Che il lavoro di questi tirocinanti sia stato utile per i palazzi di giustizia è testimoniato anche dagli appoggi dati a loro favore da molti presidenti di procure e corti di appello, a cominciare dal primo presidente di Cassazione, Santacroce. Eppure, nonostante queste figure siano state preziose per lo smaltimento dell’arretrato
in situazioni in cui negli archivi non c’è più posto per un documento e le cartelle vengono abbandonate nei corridoi la posizione del ministero su come si intenda procedere non è chiara. Il ministro della giustizia Orlando «all’inizio ha fatto molte promesse, poi si è reso conto della difficoltà di reperire le risorse economiche e ha cominciato a tenersi sul vago». Diversi partiti politici hanno presentato emendamenti alla legge di stabilità per il 2015, ma sono stati tutti respinti. «Resta il mille proroghe che ha al momento solo slittato la data di scadenza».

Nel frattempo a dicembre i quasi 3mila tirocinanti sono stati richiamati per fare altre 70 ore: anche Patrizia Carere le ha fatte, e alla Repubblica degli Stagisti racconta di aver trovato nei tribunali la stessa situazione lasciata a luglio, con gravi rallentamenti di tutte le procedure dovuti alla mancanza di personale. Cosa che non stupisce, visto che negli uffici giudiziari c’è un vuoto di organico accertato di 9mila persone. «Certo, è giusto che nella pubblica amministrazione si acceda solo tramite concorso, noi non cerchiamo scappatoie, ma che almeno nel frattempo il governo ci riconosca i titoli per i quali siamo stati formati. Altrimenti come si pensa di mandare avanti la macchina della giustizia in questo modo?»
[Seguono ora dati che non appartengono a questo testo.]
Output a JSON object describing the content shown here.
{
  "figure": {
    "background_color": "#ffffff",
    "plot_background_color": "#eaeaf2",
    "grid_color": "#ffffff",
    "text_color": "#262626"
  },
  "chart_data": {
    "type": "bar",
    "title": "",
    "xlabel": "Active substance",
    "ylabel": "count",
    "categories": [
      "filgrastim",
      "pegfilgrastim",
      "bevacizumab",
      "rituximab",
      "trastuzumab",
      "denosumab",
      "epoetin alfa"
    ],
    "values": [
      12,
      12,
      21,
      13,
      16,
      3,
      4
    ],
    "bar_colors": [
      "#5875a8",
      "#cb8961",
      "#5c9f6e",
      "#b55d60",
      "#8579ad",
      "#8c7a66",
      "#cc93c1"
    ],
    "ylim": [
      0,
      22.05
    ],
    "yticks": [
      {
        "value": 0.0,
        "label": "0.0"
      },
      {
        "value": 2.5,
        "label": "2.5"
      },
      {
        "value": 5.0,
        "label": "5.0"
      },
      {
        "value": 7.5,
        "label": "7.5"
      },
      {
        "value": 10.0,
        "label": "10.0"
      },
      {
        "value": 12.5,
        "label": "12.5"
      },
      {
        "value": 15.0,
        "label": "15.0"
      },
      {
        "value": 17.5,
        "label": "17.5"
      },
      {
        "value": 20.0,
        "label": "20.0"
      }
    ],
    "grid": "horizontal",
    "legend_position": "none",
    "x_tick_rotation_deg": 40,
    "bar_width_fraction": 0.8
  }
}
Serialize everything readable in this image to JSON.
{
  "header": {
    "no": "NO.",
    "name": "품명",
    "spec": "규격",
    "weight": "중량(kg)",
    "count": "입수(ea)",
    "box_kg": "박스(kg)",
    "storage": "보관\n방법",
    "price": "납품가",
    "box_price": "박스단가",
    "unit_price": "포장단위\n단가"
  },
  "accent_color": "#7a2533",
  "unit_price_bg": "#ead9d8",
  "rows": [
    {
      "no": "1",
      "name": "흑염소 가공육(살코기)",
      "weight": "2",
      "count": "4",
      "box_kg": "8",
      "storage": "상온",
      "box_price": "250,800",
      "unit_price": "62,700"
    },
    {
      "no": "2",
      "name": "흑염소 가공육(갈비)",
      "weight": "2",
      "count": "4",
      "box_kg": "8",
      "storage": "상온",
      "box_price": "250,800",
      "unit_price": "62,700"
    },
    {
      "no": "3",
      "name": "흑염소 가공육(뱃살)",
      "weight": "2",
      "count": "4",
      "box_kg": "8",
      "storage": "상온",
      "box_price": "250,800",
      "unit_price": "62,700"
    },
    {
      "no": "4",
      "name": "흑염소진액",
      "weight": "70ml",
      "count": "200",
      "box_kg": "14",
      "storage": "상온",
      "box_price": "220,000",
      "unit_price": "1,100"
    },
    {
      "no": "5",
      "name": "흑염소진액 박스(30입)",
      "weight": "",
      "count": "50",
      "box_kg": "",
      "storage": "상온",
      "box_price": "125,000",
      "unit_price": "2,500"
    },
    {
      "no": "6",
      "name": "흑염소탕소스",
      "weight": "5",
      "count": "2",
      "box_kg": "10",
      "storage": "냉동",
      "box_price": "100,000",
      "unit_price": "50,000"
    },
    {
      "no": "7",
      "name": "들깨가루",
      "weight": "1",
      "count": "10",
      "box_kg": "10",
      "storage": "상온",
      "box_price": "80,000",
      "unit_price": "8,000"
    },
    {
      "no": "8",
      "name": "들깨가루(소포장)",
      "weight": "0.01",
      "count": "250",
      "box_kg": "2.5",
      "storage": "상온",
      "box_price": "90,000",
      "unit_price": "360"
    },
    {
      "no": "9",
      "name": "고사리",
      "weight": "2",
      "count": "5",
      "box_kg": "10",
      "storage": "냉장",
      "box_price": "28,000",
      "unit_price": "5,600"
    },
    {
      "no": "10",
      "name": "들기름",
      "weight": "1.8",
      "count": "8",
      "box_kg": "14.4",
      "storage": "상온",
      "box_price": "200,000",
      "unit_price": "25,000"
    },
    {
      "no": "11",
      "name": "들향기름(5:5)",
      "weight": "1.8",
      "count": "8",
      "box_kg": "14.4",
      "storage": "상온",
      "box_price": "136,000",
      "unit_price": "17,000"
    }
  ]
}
La richiesta dell’Unione precari giustizia
a questo punto è di ottenere non più proroghe dello stage bensì un contratto a tempo determinato di un anno, in attesa che venga indetto un concorso. «Siamo a reddito zero, nel 2014 abbiamo percepito 2.300 euro lordi, pari a 230 ore di servizio. Se un italiano su quattro è a rischio povertà, noi ci siamo già» osserva la ex tirocinante. Che come tanti nella sua stessa situazione si chiede anche come sia possibile che siano state attivate delle politiche finalizzate al reinserimento di lavoratori cassintegrati o in mobilità che poi, di fatto, non sono sfociate in un lavoro e che anzi, hanno incrementato il bacino dei tirocinanti, creando una nuova forma di sfruttamento. E al danno si aggiunge la beffa di ritrovarsi, tra una decina d'anni al momento di andare in pensione, con un grosso buco contributivo: «Ai fini pensionistici questi quattro anni non sono serviti a nulla». Perché lo stage non è un contratto di lavoro, e dunque non prevede il versamento di contributi. Forse avrebbero dovuto pensarci anni fa, i decisori delle politiche attive destinate ai disoccupati e cassintegrati, prima di intrappolare Patrizia Carere e altri 2800 come lei in "stage" lunghi quattro anni negli uffici giudiziari.